Com a aplicação do RGPD , qualquer entidade que tenha informação pessoal de alguém, como o nome completo, estado civil, ou até informações mais sensíveis como informações, passa a ter normas mais específicas e transparentes sobre como deve guardar e utilizar estes dados — até porque o cidadão passa a ter direito ao esquecimento.

“Preferindo sempre escrever a minha password”

Quanto a salvaguardar a segurança de dados pessoais, Ana Rocha relembra duas táticas: “não utilizar uma única palavra passe em diferentes sites e serviços” e “escolher palavras passes menos óbvias”. Ou seja, se a palavra passe das redes sociais e email que utiliza é a data de nascimento, o seu apelido ou, simplesmente, “12345”, altere-a. (quer dicas? Veja as que deixámos aqui no Observador).

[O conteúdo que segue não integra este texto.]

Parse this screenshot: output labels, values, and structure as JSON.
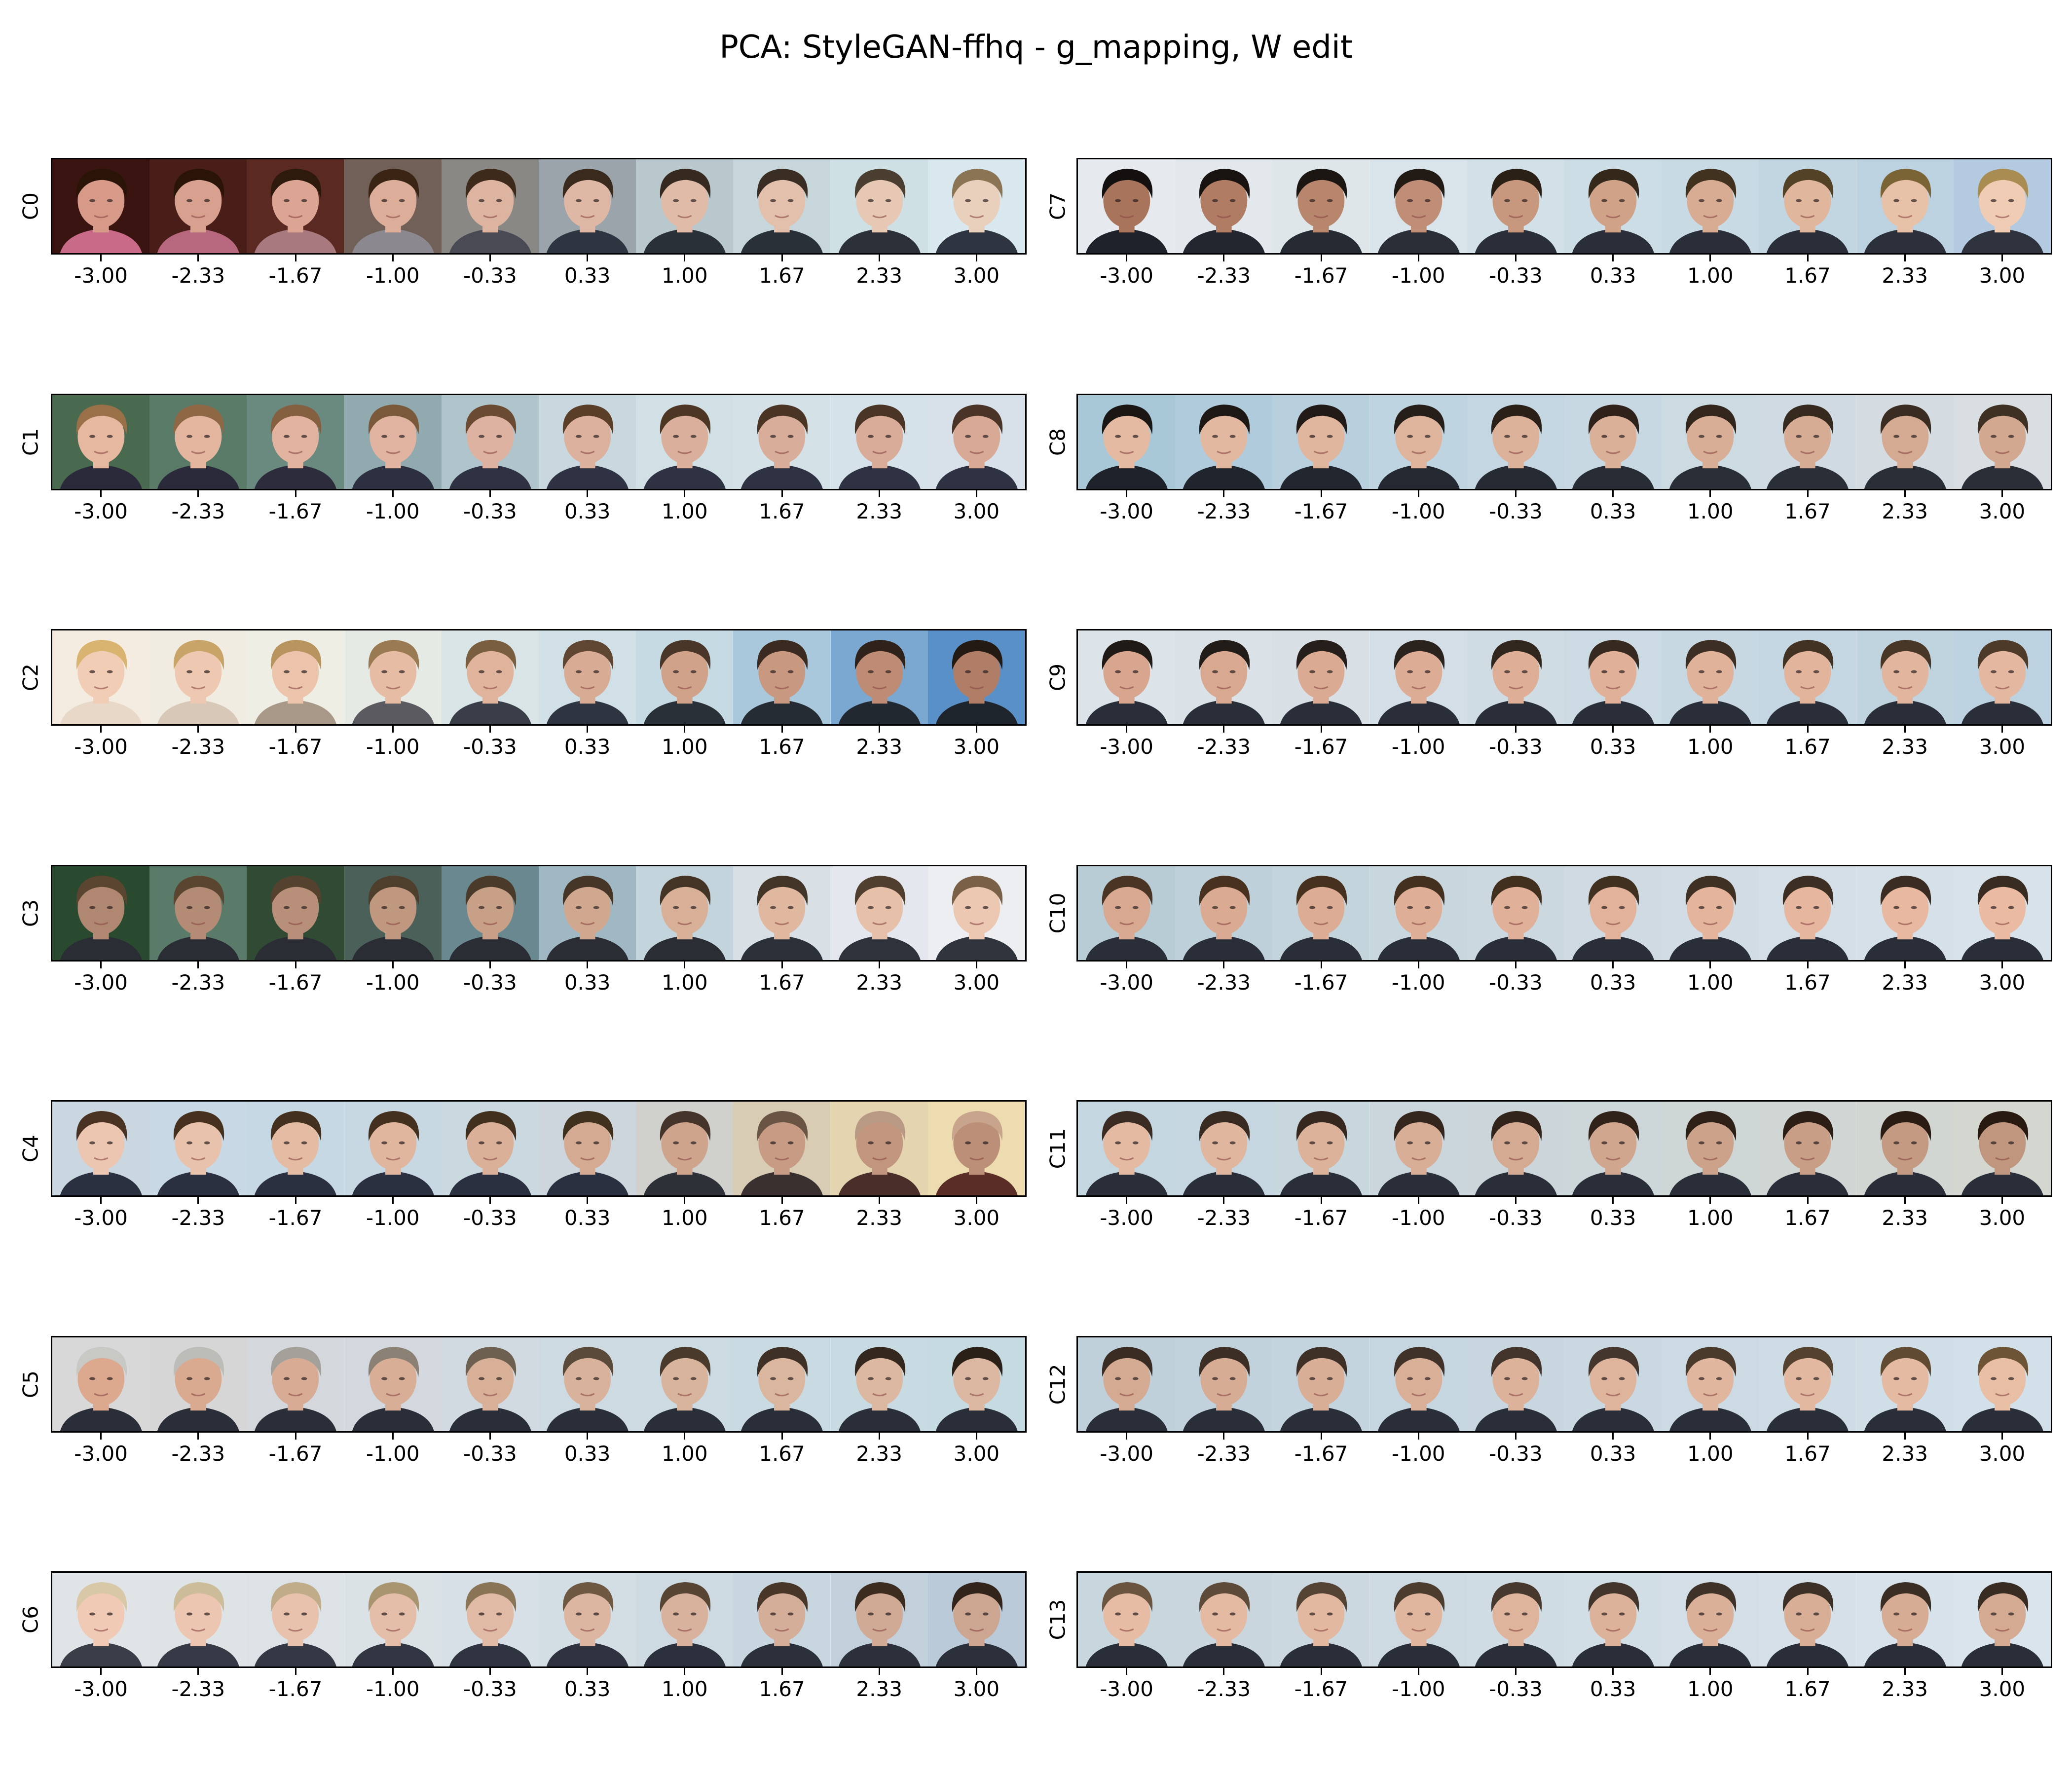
{
  "title": "PCA: StyleGAN-ffhq - g_mapping, W edit",
  "ticks": [
    "-3.00",
    "-2.33",
    "-1.67",
    "-1.00",
    "-0.33",
    "0.33",
    "1.00",
    "1.67",
    "2.33",
    "3.00"
  ],
  "tick_values": [
    -3.0,
    -2.33,
    -1.67,
    -1.0,
    -0.33,
    0.33,
    1.0,
    1.67,
    2.33,
    3.0
  ],
  "components": [
    {
      "label": "C0",
      "bg": [
        "#3a1410",
        "#4a1e18",
        "#5a2a22",
        "#706058",
        "#8a8884",
        "#9aa4aa",
        "#b8c8cc",
        "#c6d6da",
        "#cfe0e4",
        "#d8e8ee"
      ],
      "hair": [
        "#2a1408",
        "#2a1408",
        "#2e1a0c",
        "#3a2414",
        "#3e2a1a",
        "#3a2a1e",
        "#362a20",
        "#3a2e24",
        "#4a3e30",
        "#8a7454"
      ],
      "skin": [
        "#d89a88",
        "#d8a08e",
        "#dca492",
        "#dcae9a",
        "#dcb4a0",
        "#deb8a4",
        "#e0bca8",
        "#e2c0ac",
        "#e6c8b4",
        "#e8d0bc"
      ],
      "cloth": [
        "#c86a88",
        "#b8687e",
        "#a87a80",
        "#8c8890",
        "#4a4a55",
        "#2e3440",
        "#2a3038",
        "#2a3038",
        "#2c3038",
        "#2e3440"
      ]
    },
    {
      "label": "C1",
      "bg": [
        "#4a6a50",
        "#5a7a68",
        "#6a8a80",
        "#90aab0",
        "#b0c4cc",
        "#c8d8de",
        "#d0e0e4",
        "#d4e2e8",
        "#d6e2ea",
        "#d8e0ea"
      ],
      "hair": [
        "#9a7048",
        "#8e6844",
        "#846040",
        "#7a583a",
        "#6a4a30",
        "#5a3e28",
        "#4e3624",
        "#4a3424",
        "#4a3426",
        "#4a3428"
      ],
      "skin": [
        "#e6b8a0",
        "#e4b6a0",
        "#e2b4a0",
        "#e0b4a0",
        "#deb2a0",
        "#dcb29e",
        "#dab09c",
        "#d8ae9a",
        "#d8ac98",
        "#d8aa96"
      ],
      "cloth": [
        "#2a2a3a",
        "#2a2a3a",
        "#2c2c3c",
        "#2c3040",
        "#2e3242",
        "#2e3242",
        "#2e3242",
        "#2e3242",
        "#2e3242",
        "#2e3242"
      ]
    },
    {
      "label": "C2",
      "bg": [
        "#f4ece0",
        "#f0ece2",
        "#eeeee4",
        "#e6eae4",
        "#d8e4e6",
        "#d0e0e6",
        "#c6dae4",
        "#aac8dc",
        "#7aa8d0",
        "#5a90c8"
      ],
      "hair": [
        "#d8b470",
        "#c8a468",
        "#b8945e",
        "#9a7a52",
        "#7a5e40",
        "#5e4632",
        "#4a3628",
        "#3a2a20",
        "#2e221a",
        "#241a14"
      ],
      "skin": [
        "#f2cdb6",
        "#eec8b0",
        "#ecc4ac",
        "#e6bca4",
        "#e0b49c",
        "#d8ac94",
        "#d0a28a",
        "#c89880",
        "#be8c74",
        "#b07e66"
      ],
      "cloth": [
        "#e8d8c8",
        "#d8c8b8",
        "#a89888",
        "#5a5a60",
        "#3a3e48",
        "#2e3440",
        "#2a3038",
        "#262c34",
        "#222830",
        "#1e242c"
      ]
    },
    {
      "label": "C3",
      "bg": [
        "#2a4a30",
        "#5a7a6a",
        "#304a34",
        "#4a6058",
        "#6a8890",
        "#a0b8c4",
        "#c4d4dc",
        "#d8e0e6",
        "#e4e8ee",
        "#eceef2"
      ],
      "hair": [
        "#5a4630",
        "#5a4630",
        "#54422e",
        "#4e3e2c",
        "#4a3a2a",
        "#463628",
        "#443426",
        "#423426",
        "#503e2e",
        "#7a6046"
      ],
      "skin": [
        "#b08872",
        "#b48c76",
        "#b8907a",
        "#c09880",
        "#c8a088",
        "#d0a890",
        "#d8b098",
        "#e0b8a0",
        "#e6c0a8",
        "#ecc8b2"
      ],
      "cloth": [
        "#2a2e34",
        "#2a2e34",
        "#2a2e34",
        "#2a2e34",
        "#2a2e34",
        "#2a2e34",
        "#2a2e34",
        "#2c3038",
        "#2e323a",
        "#30343c"
      ]
    },
    {
      "label": "C4",
      "bg": [
        "#cad6e0",
        "#c8d8e4",
        "#c6d8e4",
        "#c8d8e2",
        "#cad8e0",
        "#ccd6dc",
        "#d0d0cc",
        "#d8ccb4",
        "#e4d4b0",
        "#ecdcb0"
      ],
      "hair": [
        "#4a3222",
        "#46301e",
        "#44301e",
        "#44301e",
        "#42301e",
        "#40301e",
        "#44342a",
        "#6a5444",
        "#b89a84",
        "#c8a48c"
      ],
      "skin": [
        "#ecc6b0",
        "#e8c2aa",
        "#e4bca4",
        "#e0b69e",
        "#dab098",
        "#d4aa92",
        "#ceA48c",
        "#c89c84",
        "#c2967e",
        "#bc9078"
      ],
      "cloth": [
        "#2a3040",
        "#2a3040",
        "#2a3040",
        "#2a3040",
        "#2a3040",
        "#2a3040",
        "#2e3038",
        "#3a3030",
        "#4a2e2a",
        "#5a2e26"
      ]
    },
    {
      "label": "C5",
      "bg": [
        "#d8d8d8",
        "#d6d6d6",
        "#d4d8dc",
        "#d2d8de",
        "#d0dae0",
        "#cedae2",
        "#ccdae2",
        "#cadae2",
        "#c8dae2",
        "#c6dae2"
      ],
      "hair": [
        "#c8c8c4",
        "#bcbcb8",
        "#a4a09a",
        "#8a8074",
        "#6e6050",
        "#5a4a3a",
        "#4a3a2c",
        "#3e3024",
        "#34281e",
        "#2a2018"
      ],
      "skin": [
        "#dca88e",
        "#daaa90",
        "#d8ac94",
        "#d8ae96",
        "#d8b098",
        "#d8b29a",
        "#d8b49c",
        "#dab69e",
        "#dcb8a0",
        "#dcb8a2"
      ],
      "cloth": [
        "#2a2e38",
        "#2a2e38",
        "#2a2e38",
        "#2a2e38",
        "#2a2e38",
        "#2a2e38",
        "#2a2e38",
        "#2a2e38",
        "#2a2e38",
        "#2a2e38"
      ]
    },
    {
      "label": "C6",
      "bg": [
        "#e0e4e6",
        "#dee4e6",
        "#dce2e6",
        "#dae2e6",
        "#d6e0e6",
        "#d2dee4",
        "#cedae2",
        "#c8d6e0",
        "#c2d0dc",
        "#bacad8"
      ],
      "hair": [
        "#d8c8a8",
        "#ccbc9a",
        "#c0ac88",
        "#a8946e",
        "#8a7456",
        "#6e5842",
        "#584432",
        "#483628",
        "#3c2c20",
        "#32241a"
      ],
      "skin": [
        "#f0cab4",
        "#ecc6b0",
        "#e8c2ac",
        "#e4bea8",
        "#e0baa4",
        "#dcb6a0",
        "#d8b29c",
        "#d4ae98",
        "#d0aa94",
        "#cca690"
      ],
      "cloth": [
        "#3a3e48",
        "#363a46",
        "#343844",
        "#323642",
        "#303440",
        "#2e323e",
        "#2c303c",
        "#2c303a",
        "#2c303a",
        "#2c303a"
      ]
    }
  ],
  "components_right": [
    {
      "label": "C7",
      "bg": [
        "#e6eaee",
        "#e2e8ec",
        "#dee6ea",
        "#d8e4ea",
        "#d2e0e8",
        "#cddde6",
        "#c8dae4",
        "#c2d6e2",
        "#bcd2e0",
        "#b4cae0"
      ],
      "hair": [
        "#141010",
        "#181210",
        "#1c1612",
        "#221a14",
        "#2a2016",
        "#34281a",
        "#40321e",
        "#544226",
        "#7a6436",
        "#a88c52"
      ],
      "skin": [
        "#a8745c",
        "#b07c64",
        "#b8866c",
        "#c08e76",
        "#c8987e",
        "#d0a288",
        "#d8ac92",
        "#e0b69c",
        "#e8c2a8",
        "#f0ccb4"
      ],
      "cloth": [
        "#1e222a",
        "#22262e",
        "#262a32",
        "#2a2e36",
        "#2a2e38",
        "#2a2e38",
        "#2a2e38",
        "#2a2e38",
        "#2c303a",
        "#2e323c"
      ]
    },
    {
      "label": "C8",
      "bg": [
        "#a8c8d8",
        "#b0ccdc",
        "#b8d0de",
        "#bed4e0",
        "#c4d6e2",
        "#c8d8e2",
        "#ccdae2",
        "#d0dae2",
        "#d4dce2",
        "#d8dee2"
      ],
      "hair": [
        "#1a1614",
        "#1e1814",
        "#221a16",
        "#261e18",
        "#2a2018",
        "#2e221a",
        "#32261c",
        "#362a1e",
        "#3a2c20",
        "#3e3022"
      ],
      "skin": [
        "#e4baa2",
        "#e2b8a0",
        "#e0b69e",
        "#deb49c",
        "#dcb29a",
        "#dab098",
        "#d8ae96",
        "#d6ac94",
        "#d4aa92",
        "#d2a890"
      ],
      "cloth": [
        "#1e222a",
        "#20242c",
        "#22262e",
        "#242830",
        "#262a32",
        "#282c34",
        "#2a2e36",
        "#2a2e36",
        "#2a2e36",
        "#2a2e36"
      ]
    },
    {
      "label": "C9",
      "bg": [
        "#dce4ea",
        "#dae2e8",
        "#d8e0e6",
        "#d4dee6",
        "#d0dce4",
        "#ccdae4",
        "#c8d8e2",
        "#c4d6e2",
        "#c0d4e0",
        "#bcd2e0"
      ],
      "hair": [
        "#201a16",
        "#221c18",
        "#261e1a",
        "#2a221c",
        "#30261e",
        "#362a20",
        "#3c2e22",
        "#423224",
        "#483626",
        "#4e3a28"
      ],
      "skin": [
        "#d8a68e",
        "#d8a890",
        "#daaa92",
        "#dcac94",
        "#deae96",
        "#e0b098",
        "#e0b29a",
        "#e2b49c",
        "#e2b69e",
        "#e4b8a0"
      ],
      "cloth": [
        "#2a2e38",
        "#2a2e38",
        "#2a2e38",
        "#2a2e38",
        "#2a2e38",
        "#2a2e38",
        "#2a2e38",
        "#2a2e38",
        "#2a2e38",
        "#2a2e38"
      ]
    },
    {
      "label": "C10",
      "bg": [
        "#b8ccd6",
        "#bed0da",
        "#c4d4dc",
        "#c8d6de",
        "#ccd8e0",
        "#d0dae2",
        "#d2dce4",
        "#d4dee6",
        "#d6e0e8",
        "#d8e2ea"
      ],
      "hair": [
        "#4a3424",
        "#48321f",
        "#46311f",
        "#44301f",
        "#42301f",
        "#403020",
        "#3e3022",
        "#3c2e22",
        "#3a2c22",
        "#382c22"
      ],
      "skin": [
        "#d8a890",
        "#daaa92",
        "#dcac94",
        "#deae96",
        "#e0b098",
        "#e2b29a",
        "#e4b49c",
        "#e6b69e",
        "#e8b8a0",
        "#eabaa2"
      ],
      "cloth": [
        "#2a2e38",
        "#2a2e38",
        "#2a2e38",
        "#2a2e38",
        "#2a2e38",
        "#2a2e38",
        "#2a2e38",
        "#2a2e38",
        "#2a2e38",
        "#2a2e38"
      ]
    },
    {
      "label": "C11",
      "bg": [
        "#c4d6e0",
        "#c6d6e0",
        "#c8d6de",
        "#cad6dc",
        "#ccd6da",
        "#cdd6d8",
        "#ced6d6",
        "#d0d6d4",
        "#d2d6d2",
        "#d4d6d0"
      ],
      "hair": [
        "#3a2c22",
        "#382a20",
        "#36281e",
        "#34261c",
        "#32241a",
        "#302218",
        "#2e2016",
        "#2c1e14",
        "#2a1c12",
        "#281a10"
      ],
      "skin": [
        "#e4baa2",
        "#e0b69e",
        "#dcb29a",
        "#d8ae96",
        "#d4aa92",
        "#d0a68e",
        "#cca28a",
        "#c89e86",
        "#c49a82",
        "#c0967e"
      ],
      "cloth": [
        "#2a2e38",
        "#2a2e38",
        "#2a2e38",
        "#2a2e38",
        "#2a2e38",
        "#2a2e38",
        "#2a2e38",
        "#2a2e38",
        "#2a2e38",
        "#2a2e38"
      ]
    },
    {
      "label": "C12",
      "bg": [
        "#c0d0da",
        "#c2d2dc",
        "#c4d4de",
        "#c6d6e0",
        "#c8d6e0",
        "#cad8e2",
        "#ccdae4",
        "#cedce6",
        "#d0dee8",
        "#d2e0ea"
      ],
      "hair": [
        "#3a2c22",
        "#3c2e24",
        "#3e3026",
        "#403228",
        "#42342a",
        "#44362c",
        "#4a3a2c",
        "#54422e",
        "#604a32",
        "#6e5436"
      ],
      "skin": [
        "#d4aa92",
        "#d6ac94",
        "#d8ae96",
        "#daaf98",
        "#dcb29a",
        "#deb49c",
        "#e0b69e",
        "#e2b8a0",
        "#e4baa2",
        "#e8bea4"
      ],
      "cloth": [
        "#2a2e38",
        "#2a2e38",
        "#2a2e38",
        "#2a2e38",
        "#2a2e38",
        "#2a2e38",
        "#2a2e38",
        "#2a2e38",
        "#2a2e38",
        "#2a2e38"
      ]
    },
    {
      "label": "C13",
      "bg": [
        "#c8d6de",
        "#cad6de",
        "#ccd8e0",
        "#cedae2",
        "#d0dce4",
        "#d2dee6",
        "#d4dee6",
        "#d6e0e8",
        "#d8e2ea",
        "#dae4ec"
      ],
      "hair": [
        "#6a5440",
        "#5e4a38",
        "#544232",
        "#4c3c2e",
        "#46382c",
        "#42342a",
        "#3e3228",
        "#3c3026",
        "#3a2e24",
        "#382c22"
      ],
      "skin": [
        "#e6bca4",
        "#e4baa2",
        "#e2b8a0",
        "#e0b69e",
        "#deb49c",
        "#dcb29a",
        "#dab098",
        "#d8ae96",
        "#d6ac94",
        "#d4aa92"
      ],
      "cloth": [
        "#2a2e38",
        "#2a2e38",
        "#2a2e38",
        "#2a2e38",
        "#2a2e38",
        "#2a2e38",
        "#2a2e38",
        "#2a2e38",
        "#2a2e38",
        "#2a2e38"
      ]
    }
  ]
}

A advogada explica ainda que nunca permite que as suas passwords sejam memorizadas para facilitar o acesso recorrente a um serviço ou aplicação. “Preferindo sempre escrever a minha password ou pedir códigos de confirmação adicionais”, mesmo assumindo-se como uma “consumidora assídua e curiosa de muitas apps e serviços”. Bruno Castro ressalva que “o que fazemos na vida real e o que fazemos na vida virtual é semelhante”. Assim, a melhor forma de proteger os dados pessoais parte sempre de quem os detém: a pessoa.

Outro vídeo da Comissão Europeia em que mostra como a falta de cuidado com a proteção de dados pessoais pode deixar uma pessoa bastante “despida”

“Privilegiar a utilização de serviços que usem sistemas de verificação em dois passos, por exemplo, com confirmação por SMS, pode ser outra medida de segurança a usar””, advertiu Ana Rocha. O mesmo aplica-se às compras na Internet: “nas transações e compras online, ter atenção à disponibilização de dados de cartão de crédito verificando se são usadas tecnologias de maior segurança na Internet como, por exemplo, protocolos SSL [o “HTTPS” que aparece antes dois nomes de alguns sites]”.

As empresas devem “perceber as fragilidades”

“O mercado [de serviços de proteção de dados] explodiu graças ao RGPD”, afirmou Bruno Castro, acrescentando que “o crescimento da procura por serviços de proteção de dados foi muito maior do que a oferta que existe, mesmo com novos concorrentes. Desde escritórios de advogados a empresas de segurança, todos agarraram o tema.”, explica Bruno Castro que deixa uma recomendação clara às empresas: “conhecer a própria casa”.

O empresário explica que tudo começa por “perceber as fragilidades”. Depois, “definir-se um mapa de objetivos de correção das falhas”. Só a seguir é que se “começam a definir regras, mas isto tudo só a seguir de já estar tudo planeado”. O especialista em cibersegurança termina por dizer: “só depois destes passos é que vamos ver o que diz o regulamento”.

“A primeira fase é perceber o nível de segurança global da minha empresa. Depois vem a preocupação: “O que é que aqui temos com dados pessoais?” Depois destes passos é que vamos ver o que diz o regulamento”, explica Bruno Rocha.

Ana Rocha acompanha as declarações do empresário: “a minha primeira recomendação às empresas é a de que devem olhar para a proteção da privacidade como uma oportunidade para arrumar a casa e como uma forma de melhorar dos seus serviços e produtos”. A jurista continua: “as empresas deverão fazer uma avaliação exaustiva do tratamentos de dados, devendo aplicar de forma criteriosa os princípios de que os dados recolhidos devem ser adequados, proporcionais e não excessivos face à respetiva finalidade”. Tudo isto “comunicando a forma como os dados são tratados através de políticas de privacidade claras, simples e transparentes“.

Quanto a um dos maiores receios que o RGPD tem criado às empresas, as coimas (as multas, sem ser em juridiquês), Ana Rocha deixa a recomendação: “é fundamental organizar e implementar processos documentando e registando as atividades de tratamento de dados de forma a garantir que, no caso de uma inspeção do regulador, seja possível demonstrar o cumprimento de todas as obrigações legais que o regulamento impõe”.